4. comprobación de localización subcelular BEST1 immunostaining

  1. Lavar una vez las células RPE hPSC con 2 mL de PBS y se fijan en 2 mL de paraformaldehído al 4% durante 45 min a temperatura ambiente.
  2. Lavar dos veces con 2 mL de PBS e incubar las células en 2 mL de PBS con 0.1% no iónico surfactant y el 2% burro suero de 45 min bloquear los sitios de Unión inespecífica.
  3. Incubar las células con el anticuerpo BEST1 (dilución 1: 200) por 2 h a temperatura ambiente.
  4. Lavar las células con 2 mL de PBS 3 veces. Incubar con fluoróforo conjugada secundaria IgG (1:1, 000) por 1 h a temperatura ambiente.
  5. Lavar con 2 mL de PBS 3 veces para retirar el anticuerpo secundario independiente.
  6. Observar células por microscopía confocal (figura 4).

5. grabación Ca2 +-dependiente corriente de Cl en hPSC-RPE por celulares Patch Clamp

  1. 24 – 72 h antes de la abrazadera del remiendo, dividir completamente confluente (en una placa de 12 pozos) de células maduras de hPSC-RPE de0 P (en forma de guijarro y pigmentado). Aspire el medio, lave una vez con PBS y agregar 1 mL de tripsina 0,05% plus 1 colagenasa U/μL en el pozo.

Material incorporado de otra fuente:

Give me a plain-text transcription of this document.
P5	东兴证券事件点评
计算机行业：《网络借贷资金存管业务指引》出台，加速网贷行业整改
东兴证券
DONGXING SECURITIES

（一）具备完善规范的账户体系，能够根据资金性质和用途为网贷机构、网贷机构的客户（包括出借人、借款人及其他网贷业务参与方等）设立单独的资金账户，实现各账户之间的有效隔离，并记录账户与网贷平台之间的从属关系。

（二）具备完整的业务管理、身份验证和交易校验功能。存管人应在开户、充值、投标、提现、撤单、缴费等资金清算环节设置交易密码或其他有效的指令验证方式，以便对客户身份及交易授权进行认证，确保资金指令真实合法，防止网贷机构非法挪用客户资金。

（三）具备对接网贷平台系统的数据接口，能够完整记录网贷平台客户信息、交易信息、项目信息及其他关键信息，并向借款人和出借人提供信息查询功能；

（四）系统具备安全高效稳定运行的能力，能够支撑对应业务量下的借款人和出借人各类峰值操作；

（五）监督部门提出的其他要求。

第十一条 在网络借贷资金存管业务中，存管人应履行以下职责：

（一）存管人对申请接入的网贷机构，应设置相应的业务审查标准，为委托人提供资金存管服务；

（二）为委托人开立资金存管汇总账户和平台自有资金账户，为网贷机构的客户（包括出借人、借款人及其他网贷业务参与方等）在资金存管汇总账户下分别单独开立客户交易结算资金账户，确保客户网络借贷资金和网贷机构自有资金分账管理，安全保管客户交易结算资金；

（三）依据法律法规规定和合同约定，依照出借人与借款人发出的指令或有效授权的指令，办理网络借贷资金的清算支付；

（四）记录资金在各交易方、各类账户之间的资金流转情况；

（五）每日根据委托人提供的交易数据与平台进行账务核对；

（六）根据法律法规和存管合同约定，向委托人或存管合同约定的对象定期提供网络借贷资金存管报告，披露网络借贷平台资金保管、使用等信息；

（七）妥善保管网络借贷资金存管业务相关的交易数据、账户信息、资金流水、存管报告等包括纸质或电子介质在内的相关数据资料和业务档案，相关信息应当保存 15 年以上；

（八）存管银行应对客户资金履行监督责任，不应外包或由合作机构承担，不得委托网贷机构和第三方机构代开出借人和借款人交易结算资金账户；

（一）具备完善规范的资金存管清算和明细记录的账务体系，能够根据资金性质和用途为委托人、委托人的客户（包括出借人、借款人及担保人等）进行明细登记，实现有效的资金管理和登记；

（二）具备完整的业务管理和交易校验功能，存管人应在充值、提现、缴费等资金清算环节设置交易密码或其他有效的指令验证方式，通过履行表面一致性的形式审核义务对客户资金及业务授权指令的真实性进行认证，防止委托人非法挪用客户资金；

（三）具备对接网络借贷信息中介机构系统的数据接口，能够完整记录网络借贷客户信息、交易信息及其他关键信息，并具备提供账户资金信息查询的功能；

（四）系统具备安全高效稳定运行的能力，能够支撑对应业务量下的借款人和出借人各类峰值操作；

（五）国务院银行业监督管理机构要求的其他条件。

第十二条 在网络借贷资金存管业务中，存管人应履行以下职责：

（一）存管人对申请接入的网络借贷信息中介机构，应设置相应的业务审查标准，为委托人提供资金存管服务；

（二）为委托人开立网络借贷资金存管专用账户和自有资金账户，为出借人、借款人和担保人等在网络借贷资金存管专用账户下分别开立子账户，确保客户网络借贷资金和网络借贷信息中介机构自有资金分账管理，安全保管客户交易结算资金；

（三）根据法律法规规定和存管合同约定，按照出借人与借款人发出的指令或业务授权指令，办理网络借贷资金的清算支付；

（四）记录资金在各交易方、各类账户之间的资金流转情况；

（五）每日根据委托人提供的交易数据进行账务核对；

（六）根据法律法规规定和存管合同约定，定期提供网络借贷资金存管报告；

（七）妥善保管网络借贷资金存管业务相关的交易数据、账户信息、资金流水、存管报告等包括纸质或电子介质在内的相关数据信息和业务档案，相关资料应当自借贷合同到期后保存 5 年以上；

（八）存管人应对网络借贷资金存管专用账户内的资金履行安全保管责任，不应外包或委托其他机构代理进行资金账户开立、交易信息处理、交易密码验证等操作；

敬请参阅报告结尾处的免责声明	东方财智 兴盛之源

    Nota: Precaliente la tripsina/colagenasa a 37 ° C antes de usar.
  2. Incubar a 37 ° C durante 8 minutos.
    Nota: Después de este paso, las células de RPE hPSC siguen siendo adherente y conectado.

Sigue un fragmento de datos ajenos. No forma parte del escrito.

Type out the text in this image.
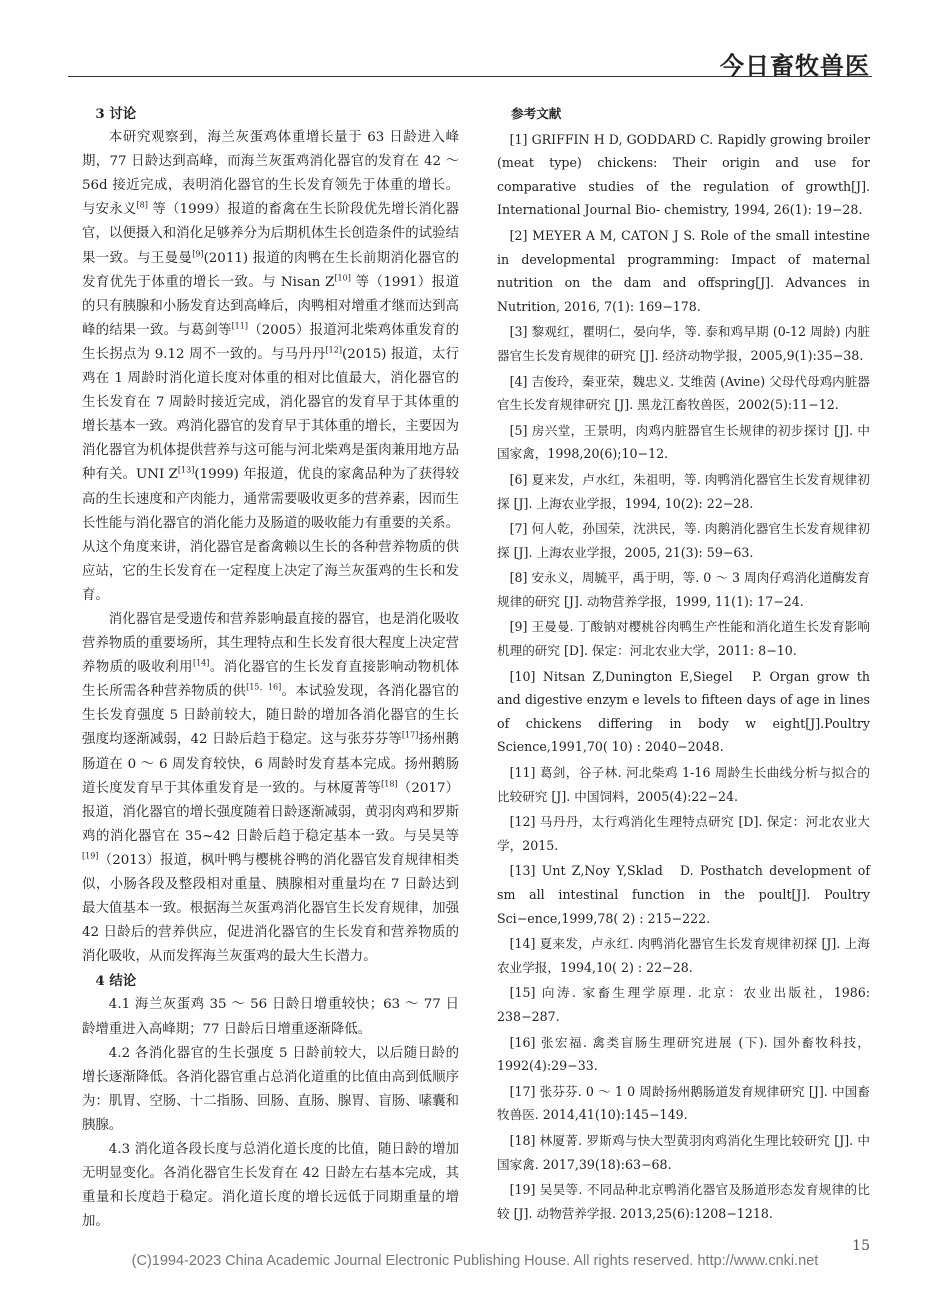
今日畜牧兽医

3 讨论

本研究观察到，海兰灰蛋鸡体重增长量于 63 日龄进入峰期，77 日龄达到高峰，而海兰灰蛋鸡消化器官的发育在 42 ～ 56d 接近完成，表明消化器官的生长发育领先于体重的增长。与安永义[8] 等（1999）报道的畜禽在生长阶段优先增长消化器官，以便摄入和消化足够养分为后期机体生长创造条件的试验结果一致。与王曼曼[9](2011) 报道的肉鸭在生长前期消化器官的发育优先于体重的增长一致。与 Nisan Z[10] 等（1991）报道的只有胰腺和小肠发育达到高峰后，肉鸭相对增重才继而达到高峰的结果一致。与葛剑等[11]（2005）报道河北柴鸡体重发育的生长拐点为 9.12 周不一致的。与马丹丹[12](2015) 报道，太行鸡在 1 周龄时消化道长度对体重的相对比值最大，消化器官的生长发育在 7 周龄时接近完成，消化器官的发育早于其体重的增长基本一致。鸡消化器官的发育早于其体重的增长，主要因为消化器官为机体提供营养与这可能与河北柴鸡是蛋肉兼用地方品种有关。UNI Z[13](1999) 年报道，优良的家禽品种为了获得较高的生长速度和产肉能力，通常需要吸收更多的营养素，因而生长性能与消化器官的消化能力及肠道的吸收能力有重要的关系。从这个角度来讲，消化器官是畜禽赖以生长的各种营养物质的供应站，它的生长发育在一定程度上决定了海兰灰蛋鸡的生长和发育。

消化器官是受遗传和营养影响最直接的器官，也是消化吸收营养物质的重要场所，其生理特点和生长发育很大程度上决定营养物质的吸收利用[14]。消化器官的生长发育直接影响动物机体生长所需各种营养物质的供[15，16]。本试验发现，各消化器官的生长发育强度 5 日龄前较大，随日龄的增加各消化器官的生长强度均逐渐减弱，42 日龄后趋于稳定。这与张芬芬等[17]扬州鹅肠道在 0 ～ 6 周发育较快，6 周龄时发育基本完成。扬州鹅肠道长度发育早于其体重发育是一致的。与林厦菁等[18]（2017）报道，消化器官的增长强度随着日龄逐渐减弱，黄羽肉鸡和罗斯鸡的消化器官在 35~42 日龄后趋于稳定基本一致。与吴昊等[19]（2013）报道，枫叶鸭与樱桃谷鸭的消化器官发育规律相类似，小肠各段及整段相对重量、胰腺相对重量均在 7 日龄达到最大值基本一致。根据海兰灰蛋鸡消化器官生长发育规律，加强 42 日龄后的营养供应，促进消化器官的生长发育和营养物质的消化吸收，从而发挥海兰灰蛋鸡的最大生长潜力。

4 结论

4.1 海兰灰蛋鸡 35 ～ 56 日龄日增重较快；63 ～ 77 日龄增重进入高峰期；77 日龄后日增重逐渐降低。

4.2 各消化器官的生长强度 5 日龄前较大，以后随日龄的增长逐渐降低。各消化器官重占总消化道重的比值由高到低顺序为：肌胃、空肠、十二指肠、回肠、直肠、腺胃、盲肠、嗉囊和胰腺。

4.3 消化道各段长度与总消化道长度的比值，随日龄的增加无明显变化。各消化器官生长发育在 42 日龄左右基本完成，其重量和长度趋于稳定。消化道长度的增长远低于同期重量的增加。

参考文献

[1] GRIFFIN H D, GODDARD C. Rapidly growing broiler (meat type) chickens: Their origin and use for comparative studies of the regulation of growth[J]. International Journal Bio- chemistry, 1994, 26(1): 19−28.

[2] MEYER A M, CATON J S. Role of the small intestine in developmental programming: Impact of maternal nutrition on the dam and offspring[J]. Advances in Nutrition, 2016, 7(1): 169−178.

[3] 黎观红，瞿明仁，晏向华，等. 泰和鸡早期 (0-12 周龄) 内脏器官生长发育规律的研究 [J]. 经济动物学报，2005,9(1):35−38.

[4] 吉俊玲，秦亚荣，魏忠义. 艾维茵 (Avine) 父母代母鸡内脏器官生长发育规律研究 [J]. 黑龙江畜牧兽医，2002(5):11−12.

[5] 房兴堂，王景明，肉鸡内脏器官生长规律的初步探讨 [J]. 中国家禽，1998,20(6);10−12.

[6] 夏来发，卢水红，朱祖明，等. 肉鸭消化器官生长发育规律初探 [J]. 上海农业学报，1994, 10(2): 22−28.

[7] 何人乾，孙国荣，沈洪民，等. 肉鹅消化器官生长发育规律初探 [J]. 上海农业学报，2005, 21(3): 59−63.

[8] 安永义，周毓平，禹于明，等. 0 ～ 3 周肉仔鸡消化道酶发育规律的研究 [J]. 动物营养学报，1999, 11(1): 17−24.

[9] 王曼曼. 丁酸钠对樱桃谷肉鸭生产性能和消化道生长发育影响机理的研究 [D]. 保定：河北农业大学，2011: 8−10.

[10] Nitsan Z,Dunington E,Siegel　P. Organ grow th and digestive enzym e levels to fifteen days of age in lines of chickens differing in body w eight[J].Poultry Science,1991,70( 10) : 2040−2048.

[11] 葛剑，谷子林. 河北柴鸡 1-16 周龄生长曲线分析与拟合的比较研究 [J]. 中国饲料，2005(4):22−24.

[12] 马丹丹，太行鸡消化生理特点研究 [D]. 保定：河北农业大学，2015.

[13] Unt Z,Noy Y,Sklad　D. Posthatch development of sm all intestinal function in the poult[J]. Poultry Sci−ence,1999,78( 2) : 215−222.

[14] 夏来发，卢永红. 肉鸭消化器官生长发育规律初探 [J]. 上海农业学报，1994,10( 2) : 22−28.

[15] 向涛. 家畜生理学原理. 北京：农业出版社，1986: 238−287.

[16] 张宏福. 禽类盲肠生理研究进展 (下). 国外畜牧科技，1992(4):29−33.

[17] 张芬芬. 0 ～ 1 0 周龄扬州鹅肠道发育规律研究 [J]. 中国畜牧兽医. 2014,41(10):145−149.

[18] 林厦菁. 罗斯鸡与快大型黄羽肉鸡消化生理比较研究 [J]. 中国家禽. 2017,39(18):63−68.

[19] 吴昊等. 不同品种北京鸭消化器官及肠道形态发育规律的比较 [J]. 动物营养学报. 2013,25(6):1208−1218.

15
(C)1994-2023 China Academic Journal Electronic Publishing House. All rights reserved. http://www.cnki.net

  3. Utilizar una micropipeta de 1 mL para lavar suavemente las células de la placa y transferencia de las células en la mezcla de digestión a un tubo cónico de 15 mL. Lavar el pozo con 1 mL de tripsina/colagenasa precalentado para recoger las células residuales y combinarlos en el tubo cónico de 15 mL.
    Nota: Las células de RPE hPSC todavía están en grupos grandes en este punto. No trate de romper los grumos de células mediante pipeteo vigoroso. Algunos grupos pueden adherirse a la pared interna de la punta de 1 mL.
  4. Incubar el tubo cónico en un baño seco de 37 ° C durante 8 minutos.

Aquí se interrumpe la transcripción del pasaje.